HILBERALDI CORREIA DE LIMA (comandante da 2 Companhia Ambiental Força Verde) - Londrina
Apunhalada
Ao mesmo tempo em que as tragédias acontecem uma atrás da outra, uma notícia
me deixou estupefato: a possível legitimação, sem concurso público, com estabilidade e aposentadoria integral garantida para mais de 300 mil funcionários e assessores em cargos de confiança que labutam no serviço público. Esse projeto representa uma facada na Constituição e atiça enormemente a nossa capacidade de indignação. Aliás, cadê o espírito público do autor desse projeto?

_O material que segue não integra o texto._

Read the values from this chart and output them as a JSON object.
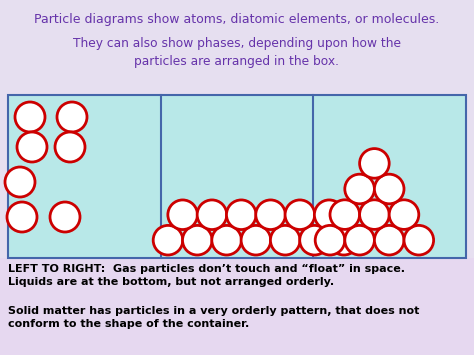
{
  "bg_top": "#e6dff0",
  "bg_box": "#b8e8e8",
  "bg_bottom": "#e6d8f0",
  "box_border": "#4466aa",
  "circle_edge": "#cc0000",
  "circle_fill": "white",
  "title1": "Particle diagrams show atoms, diatomic elements, or molecules.",
  "title2": "They can also show phases, depending upon how the\nparticles are arranged in the box.",
  "caption1": "LEFT TO RIGHT:  Gas particles don’t touch and “float” in space.\nLiquids are at the bottom, but not arranged orderly.",
  "caption2": "Solid matter has particles in a very orderly pattern, that does not\nconform to the shape of the container.",
  "title_color": "#6633aa",
  "caption_color": "#000000",
  "fig_w": 4.74,
  "fig_h": 3.55,
  "dpi": 100
}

Quem vai pagar a conta dessa ''grandeza'' de criatividade? Será que já não bastam tanta esfoliação, falta de respeito e seriedade para com o povo brasileiro e a coisa pública?
ANTONIO SÉRGIO NEVES DE AZEVEDO (estudante de Elétrica) - Curitiba
'Especialistas'
Muito interessante a Câmara e o Senado Federal, seus membros não conseguem identificar as pessoas desonestas que trabalham a seu lado, não detectam falcatruas, não apuram responsabilidade de denúncias, não conseguem responsabilizar nem punir ninguém e também não se organizam para compor um governo que realmente administre nosso país e os bens públicos. Estes senhores superdotados, de um momento para o outro, viraram auditores do sistema aéreo nacional, dando opinião e inquerindo pessoas técnicas e profissionais altamente habilitados. Vários órgãos e empresas poderiam realizar este trabalho de investigação, mas não deputados e senadores que não são garantia de transparência e retidão na condução de qualquer tipo de processo.
PAULO MAURICIO ACQUAROLE (representante comercial) - Londrina
Taxa de incêndio
Qualquer profissional liberal que abre um estabelecimento para exercer sua profissão deve pagar uma taxa pela vistoria do Corpo de Bombeiros. Em Cambé, até 2005 esta taxa era de R$ 11,90. O dinheiro caía na conta da prefeitura e era destinado para o Corpo de Bombeiros local. A corporação tinha autonomia para direcionar os recursos. Em 2005, a taxa passou a ser recolhida pelo Estado e teve reajuste de 700% (subiu para R$ 82,65). A justificativa foi que o Paraná está reequipando toda sua frota de bombeiros. Mas se a realidade dos bombeiros não atesta esta correlação, se a aquisição de caminhões, ambulâncias, uniformes encontra-se muito aquém do que se poderia obter com este reajuste, certamente há algo errado.